A UN court has found Radovan Karadzic guilty of genocide and crimes against humanity over his role in the Bosnian war, sentencing him to 40 years jail.
The former Bosnian Serb leader faced 11 charges arising out of the 1992-1995 conflict, which claimed the lives of more than 100,000 people and displaced 2.2 million others.
The International Criminal Tribunal for the former Yugoslavia, based in The Hague, found him guilty of 10 of those charges - including genocide.
However, the court decided Karadzic "is not held responsible" for the remaining charge of genocide.

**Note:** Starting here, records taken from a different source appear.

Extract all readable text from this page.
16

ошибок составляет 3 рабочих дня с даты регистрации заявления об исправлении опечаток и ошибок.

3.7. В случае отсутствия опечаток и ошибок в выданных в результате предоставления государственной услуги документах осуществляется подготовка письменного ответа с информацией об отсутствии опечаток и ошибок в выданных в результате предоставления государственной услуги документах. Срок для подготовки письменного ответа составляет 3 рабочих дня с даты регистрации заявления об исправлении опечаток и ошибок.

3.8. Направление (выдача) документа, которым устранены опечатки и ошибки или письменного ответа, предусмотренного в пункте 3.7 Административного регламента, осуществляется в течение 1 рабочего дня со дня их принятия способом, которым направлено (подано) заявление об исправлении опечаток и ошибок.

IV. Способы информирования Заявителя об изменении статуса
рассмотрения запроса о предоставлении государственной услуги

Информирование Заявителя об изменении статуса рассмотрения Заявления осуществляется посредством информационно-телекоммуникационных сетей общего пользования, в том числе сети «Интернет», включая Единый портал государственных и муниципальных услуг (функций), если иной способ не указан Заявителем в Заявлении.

After spending more than an hour-and-a-half reading out the court's judgement, Presiding Judge O-Gon Kwon announced a jail sentence of 40 years.

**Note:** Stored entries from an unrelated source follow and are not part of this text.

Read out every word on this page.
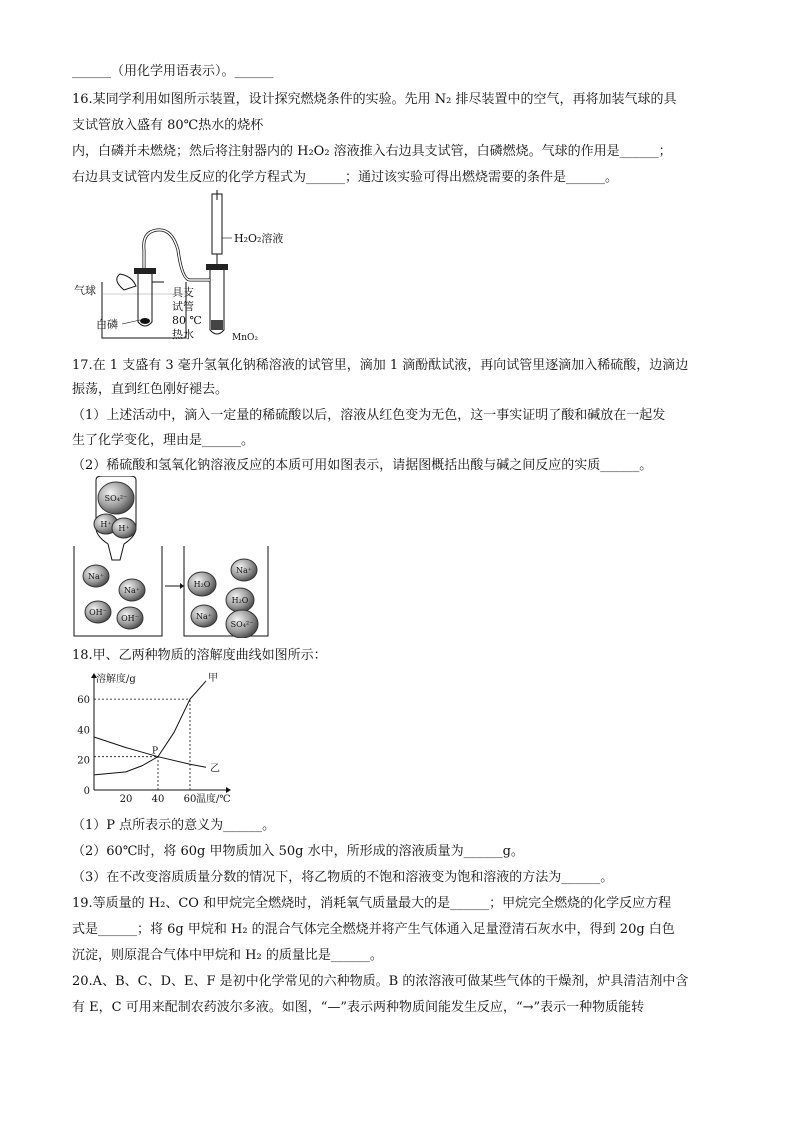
______（用化学用语表示）。______
16.某同学利用如图所示装置，设计探究燃烧条件的实验。先用 N₂ 排尽装置中的空气，再将加装气球的具
支试管放入盛有 80℃热水的烧杯
内，白磷并未燃烧；然后将注射器内的 H₂O₂ 溶液推入右边具支试管，白磷燃烧。气球的作用是______；
右边具支试管内发生反应的化学方程式为______；通过该实验可得出燃烧需要的条件是______。
H₂O₂溶液
MnO₂
气球
白磷
具支
试管
80 ℃
热水
17.在 1 支盛有 3 毫升氢氧化钠稀溶液的试管里，滴加 1 滴酚酞试液，再向试管里逐滴加入稀硫酸，边滴边
振荡，直到红色刚好褪去。
（1）上述活动中，滴入一定量的稀硫酸以后，溶液从红色变为无色，这一事实证明了酸和碱放在一起发
生了化学变化，理由是______。
（2）稀硫酸和氢氧化钠溶液反应的本质可用如图表示，请据图概括出酸与碱之间反应的实质______。
SO₄²⁻
H⁺ H⁺
Na⁺
Na⁺
OH⁻
OH⁻
H₂O
Na⁺
H₂O
Na⁺
SO₄²⁻
18.甲、乙两种物质的溶解度曲线如图所示：
甲
乙
P
0
20
40
60
20 40 60
溶解度/g
温度/℃
（1）P 点所表示的意义为______。
（2）60℃时，将 60g 甲物质加入 50g 水中，所形成的溶液质量为______g。
（3）在不改变溶质质量分数的情况下，将乙物质的不饱和溶液变为饱和溶液的方法为______。
19.等质量的 H₂、CO 和甲烷完全燃烧时，消耗氧气质量最大的是______；甲烷完全燃烧的化学反应方程
式是______；将 6g 甲烷和 H₂ 的混合气体完全燃烧并将产生气体通入足量澄清石灰水中，得到 20g 白色
沉淀，则原混合气体中甲烷和 H₂ 的质量比是______。
20.A、B、C、D、E、F 是初中化学常见的六种物质。B 的浓溶液可做某些气体的干燥剂，炉具清洁剂中含
有 E，C 可用来配制农药波尔多液。如图，“—”表示两种物质间能发生反应，“→”表示一种物质能转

Karadzic, who is now 70, is one of the highest ranking officials to be tried by the Tribunal.
Speaking before the judgement was read out, Karadzic said he expected to be “acquitted”, adding that “there is no reasonable court that would convict me”.
The first indictment against Karadzic was announced in 1995, prompting an international arrest warrant to be issued the following year.
It wasn’t until 2008 that he was eventually caught by Serbian authorities in Belgrade.
Karadzic refused to enter a plea in response to the charges, so a plea of not guilty was entered on his behalf.